Я почувствовал столь острую тревогу, что заболело сердце: было похоже, что эти два великих человека сейчас схлестнутся в споре, который может закончиться плохо. Особенно пугала жесткость в словах Молотова и исчезнувшее в его глазах обычное выражение ироничности.
— Это уже интересно. — Леонид Максимович вынужденно засмеялся, и всем нам было видно, как он сдерживал себя, чтоб не ожесточиться. — Я, между прочим, все свое творчество рассматриваю в единстве. В том числе и «Евгению Ивановну», судьба которой продолжается в последующем рассказе…
Молотов не очень деликатно прервал Леонова:
— Неужели вы верите в то, что любовь между двумя людьми может оправдать измену родине одного из них, в данном случае Евгении Ивановны?
Я не смею продолжать рассказ об их дальнейшей дискуссии, боясь быть неточным. Запомнились мне вразумляющие интонации в размышлениях Леонида Максимовича о человеческих натурах, порывах их характеров, о разности отношений отдельных личностей к родному народу, к России и тому общественному строю, который отторгает человека не от народа, не от России, а от чужеродности «нового» бытия, удушливости атмосферы времени.
Надо было разряжать напряженность разговора. И мы, кто был в застолье, наперебой начали требовать вновь наполнить рюмки. Зазвучали тосты, а Михаил Алексеев тут же взял на себя роль «громоотвода» — увел всеобщее внимание в новое русло. Начал вспоминать тридцатые годы, страшный голод в Поволжье, стал рассказывать о своей родной Саратовщине и обо всем поволжском крае, объединившем тогда несколько областей, о царивших там беспорядках, головотяпстве местных руководителей.

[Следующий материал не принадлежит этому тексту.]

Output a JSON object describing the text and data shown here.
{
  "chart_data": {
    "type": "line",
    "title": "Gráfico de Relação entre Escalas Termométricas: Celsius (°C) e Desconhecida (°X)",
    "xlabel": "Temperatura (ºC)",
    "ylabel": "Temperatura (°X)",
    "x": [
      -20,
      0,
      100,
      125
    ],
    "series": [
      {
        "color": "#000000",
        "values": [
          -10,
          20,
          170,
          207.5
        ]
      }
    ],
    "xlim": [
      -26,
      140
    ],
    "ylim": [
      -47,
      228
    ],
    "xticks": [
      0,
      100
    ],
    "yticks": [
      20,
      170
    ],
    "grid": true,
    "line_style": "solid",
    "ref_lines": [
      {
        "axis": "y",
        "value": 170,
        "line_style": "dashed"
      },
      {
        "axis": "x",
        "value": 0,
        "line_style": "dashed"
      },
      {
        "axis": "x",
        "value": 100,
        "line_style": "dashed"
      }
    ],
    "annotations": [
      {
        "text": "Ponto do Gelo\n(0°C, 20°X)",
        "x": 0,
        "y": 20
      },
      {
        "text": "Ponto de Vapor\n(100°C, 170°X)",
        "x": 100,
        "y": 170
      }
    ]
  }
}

Молотов почувствовал, что в словах Михаила Алексеева сквозит прямой упрек тогдашнему Советскому правительству и лично ему, Молотову. И не только не отмолчался, но и перешел в контратаку:
— Молодой человек, — обратился он к Алексееву, и уже от этих слов Михаил Николаевич почему-то побледнел, вызвав во мне необъяснимый приступ беззвучного смеха. — Я прочитал все ваши книги. Да, талатливо. Но в них, а значит, и в вас, есть глубокие внутренние противоречия…
Я понял, что это был упрек и моему роману «Люди не ангелы», а также книгам Федора Абрамова и Сергея Крутилина, — на эту тему у нас с Молотовым уже были разговоры раньше, которые он всегда завершал выводом: «Многие писатели, пишущие о деревне, не понимают учения Ленина о крестьянском вопросе».
Прервав дискуссию, Молотов встал и предложил тост в память о Сталине. Затем Владимир Фирсов и Феликс Чуев поочередно начали читать стихи, которые всех нас будто примирили…
Мои встречи с Молотовым чаще продолжались на его даче в Жуковке.
Несколько раз он еще приезжал к нам в Переделкино.
Но то уже были встречи деловые, без особых дискуссий, пусть и не менее, а порой и более интересные. Для меня, продолжавшего писать о начальном периоде войны, они сослужили неоценимо полезную службу, оказались незабываемыми, о чем я искренне, с глубоким волнением сказал в своей траурной речи на его похоронах 12 ноября 1986 года. Умер он 8 ноября на девяносто шестом году жизни.